Technology can be as dangerous as a "sharp knife." Being given safe and monitored access to it and becoming familiar and comfortable with it will likely result in a more positive and healthy experience with it when unfettered access is suddenly thrust upon them.
I spent some time learning about the family sharing and child restrictions available on the iPhones. I've been pleased with it. She only has the bare minimum apps and a couple educational ones (no social media yet, restricted web access), and is not able to add any without authorization by a parent on the account. We plan on allowing her to earn entertainment/game apps with good grades, etc. She reads like crazy, so we don't restrict access to books borrowed for free through a library app.
She is actually without it this week, as a result of discipline (nothing terrible, but an excellent bargaining chip we didn't have before). Great responsibly comes with bigger consequences.
I am not sure how we will handle instances of loss or damage, which are sure to occur. May have to contribute monetarily, work it off, be without it for a while, etc.

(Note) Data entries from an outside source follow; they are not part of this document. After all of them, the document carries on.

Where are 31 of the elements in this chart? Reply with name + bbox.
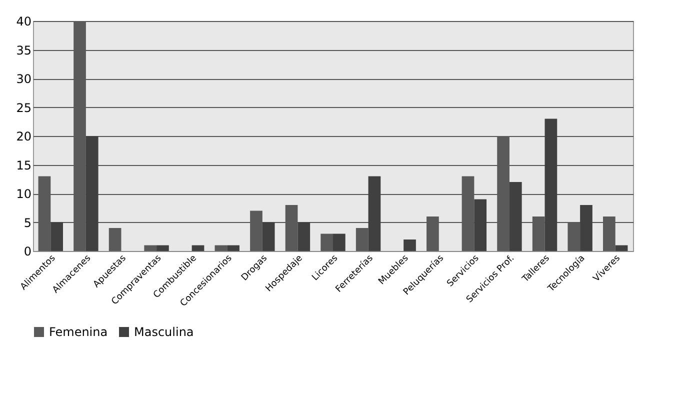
y-tick-label: 25 bbox=[16, 100, 32, 115]
bar bbox=[86, 136, 98, 251]
y-tick-label: 5 bbox=[24, 216, 32, 230]
bar bbox=[144, 245, 157, 251]
y-tick-label: 0 bbox=[24, 244, 32, 258]
bar bbox=[320, 234, 333, 251]
y-tick-label: 20 bbox=[16, 130, 32, 144]
bar bbox=[50, 222, 63, 251]
bar bbox=[214, 245, 228, 251]
bar bbox=[227, 245, 240, 251]
y-tick-label: 35 bbox=[16, 43, 32, 58]
bar bbox=[108, 228, 122, 251]
y-tick-label: 10 bbox=[16, 187, 32, 201]
bar bbox=[474, 199, 487, 251]
bar bbox=[262, 222, 275, 251]
legend-label: Femenina bbox=[49, 325, 108, 339]
y-tick-label: 15 bbox=[16, 158, 32, 172]
bar bbox=[192, 245, 204, 251]
bar bbox=[298, 222, 310, 251]
bar bbox=[368, 176, 381, 251]
y-tick-label: 40 bbox=[16, 14, 32, 28]
bar bbox=[615, 245, 628, 251]
bar bbox=[544, 118, 558, 251]
bar bbox=[580, 205, 592, 251]
legend-label: Masculina bbox=[134, 325, 194, 339]
bar bbox=[509, 182, 522, 251]
y-tick-label: 30 bbox=[16, 72, 32, 86]
bar bbox=[333, 234, 346, 251]
bar bbox=[156, 245, 169, 251]
bar bbox=[356, 228, 368, 251]
bar bbox=[404, 240, 416, 251]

As other have mentioned, it is a fact of life now. It is important that they adopt the technology that is pervasive in our society. They need to be comfortable with it and have a healthy relationship with it. It is a large part of socializing now, which, again, is important to allow in a healthy, responsible way. I would rather be an early, involved part of that to help steer it when it inevitably goes slightly off course.
Edit: To add, I believe that as parents, our best teaching tool will be the way our kids view us using our phones. When, for what and how often. And I suck at it. I am way too prone to pulling out my phone and flipping through a feed at any idle moment. I know I need to set a better example. But we do have strict times, such as dinner or in certain social settings, where we don't. We need more of those times, and it is always a rewarding feeling when we do an activity as a family where I realize I didn't bother or even think to glance at my phone for hours. It is good to seek out more of those experiences, and our kids notice it.
That said, I would consider giving a young teen or pre-teen a cell phone to start teaching them how to use it in a healthy way rather than deny them entirely. Very many adults have addictive phone habits and you can't keep your kids from making their own choices forever.
Next year he goes to high-school. I'm considering what he will and wont need in that scenario.
When it became a reliable way to express meaning and feeling with other people. One can quibble about exactly when it became ubiquitous and high-bandwidth enough for that purpose, but for many people it's clearly that way now. Pining for the days when kids hung out at bowling alleys or overpasses is just nostalgia congealing into snobbishness.
Like before it was TV, then Radio, then... books maybe?
I guess the question is, is the internet worse or more addictive than these other distractions.
Because in most countries, a healthy, controlled exposure is what most teens experience, so that they learn how to handle alcohol responsibly.
In almost all of the USA, it's illegal to drink until you're 21.
Not teaching your children how to responsibly use a smartphone is the current problem.
Denying a child a smartphone, and then expecting them to magically be able to control such an addictive substance is arguably worse.
Be a better parent.
All I can see, reading this, is how similar that sounds to being grounded for the new normal teen. Its complete social isolation, and I hope the backlash the author receives from this article gets considered instead of some snarky 'your anger means I'm right' response.
> He would eat an entire bag of Nacho Cheese Doritos—the party-size bag—if left alone with the opportunity
This is hardly an example of an inability to make good decisions. This just shows the inability of these parents to let their kids learn on their own, and is creating the dependent teens they're trying to prevent.